Alors que des problèmes tels que les nausées, les envies et les douleurs de l’accouchement étaient saillants dans la mythologie, Bessett déclare que d’autres affections comme l’épuisement, l’insomnie, les gaz, les migraines et les chevilles enflées n’étaient pas associées ni discutées aussi fréquemment. “Que ce soit parce qu’ils sont assez rares (comme les saignements de nez associés à la grossesse) ou parce qu’ils concernent des parties du corps dont la discussion n’est pas ’appréciée’ (comme les hémorroïdes), ces symptômes ne sont pas typiquement décrits dans les récits médiatiques sur la grossesse, pas plus que les symptômes que des amis et la famille partagent souvent avec des femmes en grossesse avancée” écrit Besset.

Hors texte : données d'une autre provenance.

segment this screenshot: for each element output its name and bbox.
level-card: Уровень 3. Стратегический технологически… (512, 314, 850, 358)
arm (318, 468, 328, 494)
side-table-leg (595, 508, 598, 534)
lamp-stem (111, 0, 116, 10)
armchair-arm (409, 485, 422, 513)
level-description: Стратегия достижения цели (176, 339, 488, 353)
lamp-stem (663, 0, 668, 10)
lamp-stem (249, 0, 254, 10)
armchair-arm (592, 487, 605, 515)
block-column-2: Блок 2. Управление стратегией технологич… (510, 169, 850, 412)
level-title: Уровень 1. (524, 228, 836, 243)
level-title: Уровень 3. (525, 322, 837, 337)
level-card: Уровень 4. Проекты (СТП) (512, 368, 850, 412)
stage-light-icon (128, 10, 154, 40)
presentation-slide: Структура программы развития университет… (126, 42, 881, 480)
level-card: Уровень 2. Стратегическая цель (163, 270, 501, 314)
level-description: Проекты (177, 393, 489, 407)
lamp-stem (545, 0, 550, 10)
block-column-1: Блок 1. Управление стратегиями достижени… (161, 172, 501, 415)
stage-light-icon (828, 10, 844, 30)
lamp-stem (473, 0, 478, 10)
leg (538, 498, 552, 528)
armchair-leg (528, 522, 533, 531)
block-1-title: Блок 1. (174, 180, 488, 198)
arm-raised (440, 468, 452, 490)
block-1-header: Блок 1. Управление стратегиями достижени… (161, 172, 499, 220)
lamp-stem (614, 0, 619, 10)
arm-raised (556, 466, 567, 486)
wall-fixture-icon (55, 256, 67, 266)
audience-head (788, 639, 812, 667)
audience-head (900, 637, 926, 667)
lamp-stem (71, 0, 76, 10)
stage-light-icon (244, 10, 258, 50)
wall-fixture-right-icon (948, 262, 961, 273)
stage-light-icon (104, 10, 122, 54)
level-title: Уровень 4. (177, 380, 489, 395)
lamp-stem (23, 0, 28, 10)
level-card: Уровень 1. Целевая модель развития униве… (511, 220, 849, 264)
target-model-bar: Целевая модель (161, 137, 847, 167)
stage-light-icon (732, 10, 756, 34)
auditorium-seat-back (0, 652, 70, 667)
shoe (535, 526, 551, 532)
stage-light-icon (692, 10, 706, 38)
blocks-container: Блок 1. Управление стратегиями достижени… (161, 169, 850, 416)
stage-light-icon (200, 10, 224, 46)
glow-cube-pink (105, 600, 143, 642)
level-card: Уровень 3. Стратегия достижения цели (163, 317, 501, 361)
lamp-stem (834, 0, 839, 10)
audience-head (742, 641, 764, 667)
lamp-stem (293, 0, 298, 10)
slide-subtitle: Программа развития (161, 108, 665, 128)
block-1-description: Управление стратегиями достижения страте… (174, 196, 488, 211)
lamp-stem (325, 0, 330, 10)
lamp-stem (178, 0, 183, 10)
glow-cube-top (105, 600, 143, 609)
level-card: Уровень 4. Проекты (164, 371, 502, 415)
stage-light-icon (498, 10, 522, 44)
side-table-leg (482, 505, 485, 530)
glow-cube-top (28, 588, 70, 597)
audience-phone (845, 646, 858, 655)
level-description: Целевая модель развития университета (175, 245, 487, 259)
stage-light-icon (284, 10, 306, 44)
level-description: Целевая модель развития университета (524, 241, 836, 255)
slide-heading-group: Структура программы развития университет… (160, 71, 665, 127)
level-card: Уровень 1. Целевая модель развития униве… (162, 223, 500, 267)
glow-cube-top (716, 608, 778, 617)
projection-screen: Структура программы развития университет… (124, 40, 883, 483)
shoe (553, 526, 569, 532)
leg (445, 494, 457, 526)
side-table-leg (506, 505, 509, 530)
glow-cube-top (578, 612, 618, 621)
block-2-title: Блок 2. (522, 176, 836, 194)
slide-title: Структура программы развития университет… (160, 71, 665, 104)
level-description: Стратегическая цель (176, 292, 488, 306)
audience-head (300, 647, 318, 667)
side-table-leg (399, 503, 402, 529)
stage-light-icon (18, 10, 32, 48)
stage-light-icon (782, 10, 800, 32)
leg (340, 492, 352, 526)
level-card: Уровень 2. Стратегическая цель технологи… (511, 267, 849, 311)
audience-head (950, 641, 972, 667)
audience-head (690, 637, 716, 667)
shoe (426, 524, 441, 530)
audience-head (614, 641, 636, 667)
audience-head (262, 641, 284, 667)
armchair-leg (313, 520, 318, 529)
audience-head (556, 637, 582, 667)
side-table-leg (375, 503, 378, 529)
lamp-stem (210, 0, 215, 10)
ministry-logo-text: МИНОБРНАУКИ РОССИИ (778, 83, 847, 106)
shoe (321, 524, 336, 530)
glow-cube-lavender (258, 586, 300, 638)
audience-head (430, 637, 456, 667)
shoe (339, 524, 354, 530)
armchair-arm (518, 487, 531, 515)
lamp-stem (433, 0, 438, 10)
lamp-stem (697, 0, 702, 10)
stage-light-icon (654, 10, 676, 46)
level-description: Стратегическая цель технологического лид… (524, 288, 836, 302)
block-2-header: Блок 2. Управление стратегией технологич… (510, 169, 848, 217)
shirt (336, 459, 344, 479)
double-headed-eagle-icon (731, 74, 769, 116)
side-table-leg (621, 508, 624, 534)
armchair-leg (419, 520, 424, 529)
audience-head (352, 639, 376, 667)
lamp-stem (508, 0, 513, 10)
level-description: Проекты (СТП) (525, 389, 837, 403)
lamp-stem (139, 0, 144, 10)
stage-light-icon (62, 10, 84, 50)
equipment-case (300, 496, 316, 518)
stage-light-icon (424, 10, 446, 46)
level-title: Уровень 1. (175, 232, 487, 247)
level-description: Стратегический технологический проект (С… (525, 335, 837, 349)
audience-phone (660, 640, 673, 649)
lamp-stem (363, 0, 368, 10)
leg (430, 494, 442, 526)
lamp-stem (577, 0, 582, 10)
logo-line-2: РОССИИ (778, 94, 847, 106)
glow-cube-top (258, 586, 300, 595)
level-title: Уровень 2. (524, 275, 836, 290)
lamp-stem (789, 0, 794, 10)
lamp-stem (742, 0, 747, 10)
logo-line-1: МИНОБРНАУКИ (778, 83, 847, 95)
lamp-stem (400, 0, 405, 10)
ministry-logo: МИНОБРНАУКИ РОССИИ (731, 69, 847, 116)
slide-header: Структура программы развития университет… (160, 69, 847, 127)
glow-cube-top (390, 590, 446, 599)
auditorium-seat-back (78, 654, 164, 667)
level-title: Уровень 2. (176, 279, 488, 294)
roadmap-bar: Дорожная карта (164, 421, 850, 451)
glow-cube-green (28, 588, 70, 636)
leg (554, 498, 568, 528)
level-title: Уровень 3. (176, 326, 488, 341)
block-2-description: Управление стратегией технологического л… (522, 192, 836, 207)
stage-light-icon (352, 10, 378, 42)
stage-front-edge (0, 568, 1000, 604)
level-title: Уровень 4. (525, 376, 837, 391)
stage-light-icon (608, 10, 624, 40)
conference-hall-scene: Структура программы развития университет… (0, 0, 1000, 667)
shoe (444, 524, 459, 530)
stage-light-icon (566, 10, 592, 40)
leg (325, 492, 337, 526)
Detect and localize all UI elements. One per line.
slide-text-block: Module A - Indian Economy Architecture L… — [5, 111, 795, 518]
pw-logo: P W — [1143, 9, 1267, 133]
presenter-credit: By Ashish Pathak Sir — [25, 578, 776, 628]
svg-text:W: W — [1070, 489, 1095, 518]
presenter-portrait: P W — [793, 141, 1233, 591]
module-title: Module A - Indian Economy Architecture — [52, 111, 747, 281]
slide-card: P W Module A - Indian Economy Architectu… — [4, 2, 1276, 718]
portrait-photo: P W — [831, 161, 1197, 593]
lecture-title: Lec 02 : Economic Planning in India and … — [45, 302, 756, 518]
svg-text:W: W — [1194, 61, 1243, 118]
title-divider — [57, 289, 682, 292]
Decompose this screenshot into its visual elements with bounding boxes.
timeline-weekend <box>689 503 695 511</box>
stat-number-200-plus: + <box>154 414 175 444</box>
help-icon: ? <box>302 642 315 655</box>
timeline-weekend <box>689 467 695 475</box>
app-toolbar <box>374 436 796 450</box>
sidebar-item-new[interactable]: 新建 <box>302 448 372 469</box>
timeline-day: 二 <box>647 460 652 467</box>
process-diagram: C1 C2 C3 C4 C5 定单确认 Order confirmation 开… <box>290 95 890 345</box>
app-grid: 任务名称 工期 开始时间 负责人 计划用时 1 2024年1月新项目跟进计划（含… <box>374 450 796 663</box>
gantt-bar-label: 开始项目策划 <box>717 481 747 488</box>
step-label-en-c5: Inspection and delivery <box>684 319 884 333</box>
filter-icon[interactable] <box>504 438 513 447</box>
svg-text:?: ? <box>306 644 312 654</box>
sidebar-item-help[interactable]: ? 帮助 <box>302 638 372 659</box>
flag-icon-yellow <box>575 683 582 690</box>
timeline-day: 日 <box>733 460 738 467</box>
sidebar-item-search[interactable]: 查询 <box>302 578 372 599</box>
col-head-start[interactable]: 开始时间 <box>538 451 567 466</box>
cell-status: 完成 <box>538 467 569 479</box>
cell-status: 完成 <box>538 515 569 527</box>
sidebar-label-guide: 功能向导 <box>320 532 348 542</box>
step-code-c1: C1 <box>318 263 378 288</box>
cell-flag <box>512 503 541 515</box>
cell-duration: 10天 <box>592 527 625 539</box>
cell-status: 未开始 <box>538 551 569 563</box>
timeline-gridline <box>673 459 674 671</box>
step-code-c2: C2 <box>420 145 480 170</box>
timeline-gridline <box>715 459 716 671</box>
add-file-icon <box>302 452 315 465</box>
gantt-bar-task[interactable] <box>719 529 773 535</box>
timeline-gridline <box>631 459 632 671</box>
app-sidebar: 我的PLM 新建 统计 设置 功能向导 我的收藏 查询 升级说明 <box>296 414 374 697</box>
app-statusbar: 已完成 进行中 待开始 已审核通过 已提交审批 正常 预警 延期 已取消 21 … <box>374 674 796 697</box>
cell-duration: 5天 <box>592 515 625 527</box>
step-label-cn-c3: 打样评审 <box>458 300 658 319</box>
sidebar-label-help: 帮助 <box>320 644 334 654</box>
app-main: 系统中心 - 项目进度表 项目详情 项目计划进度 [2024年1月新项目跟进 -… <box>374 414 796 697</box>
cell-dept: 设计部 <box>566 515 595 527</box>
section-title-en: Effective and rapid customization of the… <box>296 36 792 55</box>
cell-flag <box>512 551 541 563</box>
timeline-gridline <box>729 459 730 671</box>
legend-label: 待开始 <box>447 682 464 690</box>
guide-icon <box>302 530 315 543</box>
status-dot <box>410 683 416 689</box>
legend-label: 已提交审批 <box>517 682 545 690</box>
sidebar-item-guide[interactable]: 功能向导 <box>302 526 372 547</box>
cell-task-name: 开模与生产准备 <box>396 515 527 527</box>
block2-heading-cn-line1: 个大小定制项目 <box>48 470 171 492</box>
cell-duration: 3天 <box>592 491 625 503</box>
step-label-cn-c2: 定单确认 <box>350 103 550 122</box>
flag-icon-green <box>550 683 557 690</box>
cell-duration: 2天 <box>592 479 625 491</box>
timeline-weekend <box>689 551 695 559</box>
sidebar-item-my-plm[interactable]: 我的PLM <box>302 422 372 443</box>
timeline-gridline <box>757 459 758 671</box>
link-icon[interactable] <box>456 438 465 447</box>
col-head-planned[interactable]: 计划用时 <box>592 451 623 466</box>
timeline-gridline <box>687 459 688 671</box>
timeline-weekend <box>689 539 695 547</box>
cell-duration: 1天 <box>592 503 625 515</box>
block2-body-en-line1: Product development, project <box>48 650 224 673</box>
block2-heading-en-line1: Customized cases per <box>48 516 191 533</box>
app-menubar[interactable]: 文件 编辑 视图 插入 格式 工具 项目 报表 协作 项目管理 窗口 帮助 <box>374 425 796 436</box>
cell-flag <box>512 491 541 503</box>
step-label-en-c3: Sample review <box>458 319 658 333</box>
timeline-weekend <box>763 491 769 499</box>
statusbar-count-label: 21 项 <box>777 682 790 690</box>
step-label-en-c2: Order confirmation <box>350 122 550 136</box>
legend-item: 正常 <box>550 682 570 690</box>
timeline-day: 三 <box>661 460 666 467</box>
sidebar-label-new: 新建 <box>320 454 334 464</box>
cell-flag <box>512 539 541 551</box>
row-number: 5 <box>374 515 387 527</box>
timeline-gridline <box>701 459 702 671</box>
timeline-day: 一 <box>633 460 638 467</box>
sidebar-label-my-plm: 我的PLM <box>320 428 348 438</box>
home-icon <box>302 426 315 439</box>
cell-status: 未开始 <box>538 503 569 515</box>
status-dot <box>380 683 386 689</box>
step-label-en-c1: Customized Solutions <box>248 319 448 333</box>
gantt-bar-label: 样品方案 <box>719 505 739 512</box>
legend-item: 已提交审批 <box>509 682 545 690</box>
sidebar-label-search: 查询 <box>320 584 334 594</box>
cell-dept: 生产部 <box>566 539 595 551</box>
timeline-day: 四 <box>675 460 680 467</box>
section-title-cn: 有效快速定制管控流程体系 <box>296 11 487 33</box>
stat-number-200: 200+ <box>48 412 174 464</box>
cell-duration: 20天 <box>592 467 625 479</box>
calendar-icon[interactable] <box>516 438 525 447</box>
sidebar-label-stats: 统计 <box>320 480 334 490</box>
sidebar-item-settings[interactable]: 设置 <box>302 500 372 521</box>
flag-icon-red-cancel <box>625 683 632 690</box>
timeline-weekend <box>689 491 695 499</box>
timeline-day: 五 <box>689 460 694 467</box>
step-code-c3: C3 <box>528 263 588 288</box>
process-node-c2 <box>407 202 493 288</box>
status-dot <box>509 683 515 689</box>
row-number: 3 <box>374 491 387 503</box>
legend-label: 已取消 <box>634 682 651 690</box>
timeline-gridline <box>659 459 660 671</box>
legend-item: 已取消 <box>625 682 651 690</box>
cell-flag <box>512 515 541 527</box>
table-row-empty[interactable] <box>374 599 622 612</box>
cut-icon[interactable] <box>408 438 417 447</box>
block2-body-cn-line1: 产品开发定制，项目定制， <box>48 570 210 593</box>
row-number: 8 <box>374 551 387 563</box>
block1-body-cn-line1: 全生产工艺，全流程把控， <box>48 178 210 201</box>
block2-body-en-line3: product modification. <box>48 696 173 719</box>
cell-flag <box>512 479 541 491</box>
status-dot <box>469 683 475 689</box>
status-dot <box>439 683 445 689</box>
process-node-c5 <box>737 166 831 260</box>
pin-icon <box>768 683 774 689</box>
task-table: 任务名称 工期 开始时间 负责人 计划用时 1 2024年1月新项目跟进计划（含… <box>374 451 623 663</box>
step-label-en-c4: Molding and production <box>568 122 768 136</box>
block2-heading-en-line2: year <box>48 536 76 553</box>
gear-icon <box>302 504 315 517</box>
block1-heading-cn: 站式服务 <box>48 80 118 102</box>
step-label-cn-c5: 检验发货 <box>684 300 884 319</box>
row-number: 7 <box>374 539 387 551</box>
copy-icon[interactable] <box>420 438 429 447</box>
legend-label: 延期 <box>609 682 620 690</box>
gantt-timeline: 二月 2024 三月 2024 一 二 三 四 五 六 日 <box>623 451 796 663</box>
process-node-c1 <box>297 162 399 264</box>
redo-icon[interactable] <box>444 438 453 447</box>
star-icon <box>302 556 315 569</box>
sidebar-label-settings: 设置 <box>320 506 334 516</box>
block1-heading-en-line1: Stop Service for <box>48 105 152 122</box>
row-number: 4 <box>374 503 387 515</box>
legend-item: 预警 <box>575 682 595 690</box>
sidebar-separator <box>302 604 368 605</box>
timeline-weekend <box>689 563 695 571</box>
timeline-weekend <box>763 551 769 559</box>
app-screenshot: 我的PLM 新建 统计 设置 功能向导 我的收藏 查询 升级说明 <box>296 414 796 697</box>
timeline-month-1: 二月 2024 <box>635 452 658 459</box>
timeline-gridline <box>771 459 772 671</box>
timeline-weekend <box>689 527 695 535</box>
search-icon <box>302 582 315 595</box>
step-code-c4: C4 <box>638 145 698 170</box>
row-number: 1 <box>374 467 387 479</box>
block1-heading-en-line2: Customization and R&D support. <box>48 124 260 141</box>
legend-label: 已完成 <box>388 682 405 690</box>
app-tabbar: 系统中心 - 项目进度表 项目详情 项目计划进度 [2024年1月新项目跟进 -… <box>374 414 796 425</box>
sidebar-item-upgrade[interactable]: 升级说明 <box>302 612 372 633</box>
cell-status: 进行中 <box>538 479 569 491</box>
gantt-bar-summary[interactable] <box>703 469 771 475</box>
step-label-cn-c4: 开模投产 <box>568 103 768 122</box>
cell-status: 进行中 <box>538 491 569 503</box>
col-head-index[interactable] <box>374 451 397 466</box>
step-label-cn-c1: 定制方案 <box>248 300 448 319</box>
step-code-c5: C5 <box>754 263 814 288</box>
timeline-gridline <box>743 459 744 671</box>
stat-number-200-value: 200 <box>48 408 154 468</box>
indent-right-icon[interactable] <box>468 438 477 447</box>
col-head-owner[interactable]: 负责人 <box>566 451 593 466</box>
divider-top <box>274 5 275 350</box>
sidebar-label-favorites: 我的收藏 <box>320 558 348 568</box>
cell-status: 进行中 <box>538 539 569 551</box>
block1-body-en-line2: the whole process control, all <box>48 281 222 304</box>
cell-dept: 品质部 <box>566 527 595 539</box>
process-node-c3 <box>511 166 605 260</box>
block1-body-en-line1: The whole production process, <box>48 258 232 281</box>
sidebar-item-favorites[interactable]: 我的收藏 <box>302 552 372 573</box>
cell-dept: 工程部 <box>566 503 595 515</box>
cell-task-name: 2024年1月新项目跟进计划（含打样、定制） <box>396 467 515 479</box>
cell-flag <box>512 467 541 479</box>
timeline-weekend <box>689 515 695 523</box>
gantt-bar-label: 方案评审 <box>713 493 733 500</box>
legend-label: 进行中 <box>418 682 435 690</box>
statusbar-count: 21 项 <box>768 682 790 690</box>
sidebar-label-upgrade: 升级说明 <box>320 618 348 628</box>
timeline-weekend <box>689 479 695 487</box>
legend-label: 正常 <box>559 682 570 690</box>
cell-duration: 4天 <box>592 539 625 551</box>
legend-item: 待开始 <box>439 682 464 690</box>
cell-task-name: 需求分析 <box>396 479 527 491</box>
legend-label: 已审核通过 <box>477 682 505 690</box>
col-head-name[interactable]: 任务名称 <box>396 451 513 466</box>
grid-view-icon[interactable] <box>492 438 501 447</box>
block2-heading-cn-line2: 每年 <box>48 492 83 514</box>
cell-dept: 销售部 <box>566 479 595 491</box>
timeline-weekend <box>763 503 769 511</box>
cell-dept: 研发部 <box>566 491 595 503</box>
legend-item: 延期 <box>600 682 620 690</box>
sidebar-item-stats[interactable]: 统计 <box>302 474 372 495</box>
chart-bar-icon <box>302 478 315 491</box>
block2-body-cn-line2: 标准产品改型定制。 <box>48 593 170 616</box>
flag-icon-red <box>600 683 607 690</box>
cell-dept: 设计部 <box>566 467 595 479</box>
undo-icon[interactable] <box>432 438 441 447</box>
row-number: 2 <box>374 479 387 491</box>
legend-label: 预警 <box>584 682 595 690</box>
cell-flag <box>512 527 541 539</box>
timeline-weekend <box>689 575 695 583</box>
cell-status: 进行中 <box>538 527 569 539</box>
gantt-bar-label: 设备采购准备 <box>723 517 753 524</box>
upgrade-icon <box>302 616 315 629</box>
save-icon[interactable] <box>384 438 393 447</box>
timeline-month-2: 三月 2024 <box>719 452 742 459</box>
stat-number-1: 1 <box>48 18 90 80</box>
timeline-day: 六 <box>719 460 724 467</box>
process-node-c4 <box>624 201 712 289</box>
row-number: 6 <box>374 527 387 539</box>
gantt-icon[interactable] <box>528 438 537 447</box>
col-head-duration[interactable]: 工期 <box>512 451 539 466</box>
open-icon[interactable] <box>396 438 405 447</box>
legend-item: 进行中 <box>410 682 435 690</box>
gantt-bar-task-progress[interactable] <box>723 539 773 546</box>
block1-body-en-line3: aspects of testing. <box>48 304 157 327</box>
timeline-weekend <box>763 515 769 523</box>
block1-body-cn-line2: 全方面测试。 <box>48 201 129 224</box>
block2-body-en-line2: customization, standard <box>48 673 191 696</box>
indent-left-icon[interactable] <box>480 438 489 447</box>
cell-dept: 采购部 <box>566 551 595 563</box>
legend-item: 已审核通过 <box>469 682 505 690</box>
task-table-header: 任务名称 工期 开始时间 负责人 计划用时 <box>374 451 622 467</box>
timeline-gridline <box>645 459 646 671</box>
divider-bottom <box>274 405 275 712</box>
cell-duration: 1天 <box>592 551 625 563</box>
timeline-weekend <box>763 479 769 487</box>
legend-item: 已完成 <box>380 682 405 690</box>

Elle conclut que “nous pourrions sous-estimer dans quelle mesure chacun d’entre nous portons une ’connaissance’ de la grossesse fabriquée de manière croissante à travers une succession de rencontres éphémères durant notre vie, et dans quelle mesure ces ’connaissances’ nous touchent”
Références :
[1] Expecting Embodiment : Pregnancy Symptoms and the Cultural Mythologies of Pregnancy. Danielle Bessett.
[2] Les participantes de l’étude : 64 femmes enceintes habitant la grande métropole de New York de 2003 à 2006. Toutes les participantes étaient engagées dans des soins prénataux à l’époque des enquêtes. La moitié des participantes était enceinte pour la première fois. 23 des participantes fréquentaient un hôpital public, le reste avait recours à des soins privés. Les femmes étaient de toutes catégories socio-économiques et de différentes origines raciales/ethniques, pourtant leur attentes au regard de la grossesse étaient similaires.
La moitié des femmes interrogées étaient considérées comme blanches, 12 comme noires, 14 comme Hispaniques/blanches et deux comme Hispaniques/noires. Deux femmes ont été identifiées comme Asiatiques et une comme métis. L’échantillon était économiquement varié, avec un tiers des femmes qui a rapporté des revenus sous 30000 euros/an et pas tout à fait la moitié à 60000 euros ou plus.